NestedDataset#

class torch_brain.dataset.NestedDataset(datasets, transform=None)[source]#

Bases: torch_brain.dataset.dataset.Dataset

Dataset that composes multiple Dataset instances under a single interface.

Each child dataset is namespaced by a string prefix (its dataset name). Exposed recording_ids therefore take the form "<dataset_name>/<recording_id>". The nested dataset behaves like a regular Dataset, dispatching all operations to the appropriate child dataset based on this prefix.

Instances of NestedDataset can themselves be nested inside other NestedDataset objects, allowing for arbitrary-depth hierarchies of datasets while preserving the same prefix-based naming convention.

See Namespacing: for how Data attributes are namespaced.

Parameters:
  • datasets (Union[Iterable[Dataset], Mapping[str, Dataset]]) – Either a mapping from dataset name to Dataset instance, or a list/tuple of Dataset instances. When a list/tuple is given, dataset names are inferred from the class names of the datasets. In this case, duplicate class names are not allowed.

  • transform (Optional[Callable]) – Optional transform that is applied to samples in __getitem__().

property datasets: dict[str, Dataset]#

The underlying mapping from dataset name to Dataset.

get_recording(recording_id, _namespace='')[source]#

Return a full Data recording from the appropriate child dataset.

Parameters:
  • recording_id (str) – Recording identifier of the form "<dataset_name>/<recording_id>".

  • _namespace (str) – Internal namespace string propagated to child datasets. End users normally do not need to pass this explicitly.

Returns:

The selected Data object.

Return type:

Data

Raises:

ValueError – If the recording_id does not contain a dataset prefix.

__getitem__(index)[source]#

Return a sample specified by a DatasetIndex.

The index.recording_id must include a dataset prefix of the form "<dataset_name>/<recording_id>". The index is rewritten to strip the prefix and forwarded to the selected child dataset. If a transform was provided at construction time, it is applied to the resulting sample before returning it.

Parameters:

index (DatasetIndex) – DatasetIndex containing the full nested recording_id.

Returns:

The sampled Data object from the correct sub-dataset.

Return type:

Data

Raises:

ValueError – If index.recording_id does not contain a dataset prefix.

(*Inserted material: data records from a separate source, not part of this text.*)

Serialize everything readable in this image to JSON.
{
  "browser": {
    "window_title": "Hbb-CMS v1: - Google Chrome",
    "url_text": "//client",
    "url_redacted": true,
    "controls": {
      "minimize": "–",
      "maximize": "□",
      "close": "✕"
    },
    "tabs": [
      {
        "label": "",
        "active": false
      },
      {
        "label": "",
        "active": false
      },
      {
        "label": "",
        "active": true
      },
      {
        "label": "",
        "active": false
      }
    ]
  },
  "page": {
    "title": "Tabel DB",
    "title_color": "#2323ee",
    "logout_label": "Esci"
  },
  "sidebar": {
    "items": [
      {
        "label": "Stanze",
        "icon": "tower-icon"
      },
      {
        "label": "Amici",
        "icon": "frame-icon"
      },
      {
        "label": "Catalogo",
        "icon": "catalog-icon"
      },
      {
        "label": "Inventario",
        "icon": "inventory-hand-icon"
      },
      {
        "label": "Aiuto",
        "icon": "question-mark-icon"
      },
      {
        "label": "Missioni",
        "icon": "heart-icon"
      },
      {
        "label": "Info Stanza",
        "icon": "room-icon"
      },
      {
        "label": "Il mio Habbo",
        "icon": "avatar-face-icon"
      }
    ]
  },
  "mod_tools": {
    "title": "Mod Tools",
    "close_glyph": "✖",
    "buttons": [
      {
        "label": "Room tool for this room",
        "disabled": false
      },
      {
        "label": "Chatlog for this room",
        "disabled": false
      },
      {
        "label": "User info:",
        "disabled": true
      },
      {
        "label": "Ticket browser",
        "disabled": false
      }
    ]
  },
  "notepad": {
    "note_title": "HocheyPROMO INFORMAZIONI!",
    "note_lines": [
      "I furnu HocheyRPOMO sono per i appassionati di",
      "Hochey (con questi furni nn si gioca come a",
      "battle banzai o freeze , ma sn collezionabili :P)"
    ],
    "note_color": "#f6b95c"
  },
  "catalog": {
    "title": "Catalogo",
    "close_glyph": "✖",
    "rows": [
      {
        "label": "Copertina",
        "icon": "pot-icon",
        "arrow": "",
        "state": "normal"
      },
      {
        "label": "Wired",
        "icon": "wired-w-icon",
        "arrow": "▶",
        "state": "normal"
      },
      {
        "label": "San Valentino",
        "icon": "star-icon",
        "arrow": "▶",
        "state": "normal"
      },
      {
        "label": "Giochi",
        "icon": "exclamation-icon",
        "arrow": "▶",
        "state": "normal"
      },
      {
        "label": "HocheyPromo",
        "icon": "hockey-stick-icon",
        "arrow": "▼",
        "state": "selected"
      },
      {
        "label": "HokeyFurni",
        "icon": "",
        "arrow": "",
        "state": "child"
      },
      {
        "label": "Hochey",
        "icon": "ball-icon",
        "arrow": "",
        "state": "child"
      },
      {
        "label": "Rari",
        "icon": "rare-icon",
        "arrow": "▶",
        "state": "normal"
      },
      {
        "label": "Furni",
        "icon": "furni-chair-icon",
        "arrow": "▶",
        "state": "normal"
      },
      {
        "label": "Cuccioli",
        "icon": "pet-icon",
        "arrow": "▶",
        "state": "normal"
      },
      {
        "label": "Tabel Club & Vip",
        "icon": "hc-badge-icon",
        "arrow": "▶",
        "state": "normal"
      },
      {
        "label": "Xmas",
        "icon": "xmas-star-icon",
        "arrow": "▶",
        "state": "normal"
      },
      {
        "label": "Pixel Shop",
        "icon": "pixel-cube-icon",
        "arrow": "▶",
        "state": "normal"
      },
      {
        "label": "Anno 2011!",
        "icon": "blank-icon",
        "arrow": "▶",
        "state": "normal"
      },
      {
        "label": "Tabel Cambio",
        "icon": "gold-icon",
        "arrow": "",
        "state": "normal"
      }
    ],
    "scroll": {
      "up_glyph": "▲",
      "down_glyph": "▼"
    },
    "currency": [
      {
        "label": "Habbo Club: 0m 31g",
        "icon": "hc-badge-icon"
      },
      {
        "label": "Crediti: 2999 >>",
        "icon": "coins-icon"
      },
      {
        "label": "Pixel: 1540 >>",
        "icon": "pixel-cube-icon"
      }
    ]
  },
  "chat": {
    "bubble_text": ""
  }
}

get_sampling_intervals(*args, **kwargs)[source]#

Return sampling intervals for all recordings across child datasets.

Any positional and keyword arguments are forwarded to the underlying datasets’ get_sampling_intervals() methods. Keys in the returned dictionary are prefixed with the corresponding dataset name so that they match the nested "<dataset_name>/<recording_id>" convention.

Returns:

Mapping from nested recording id to interval for all contained datasets.

Return type:

dict[str, Interval]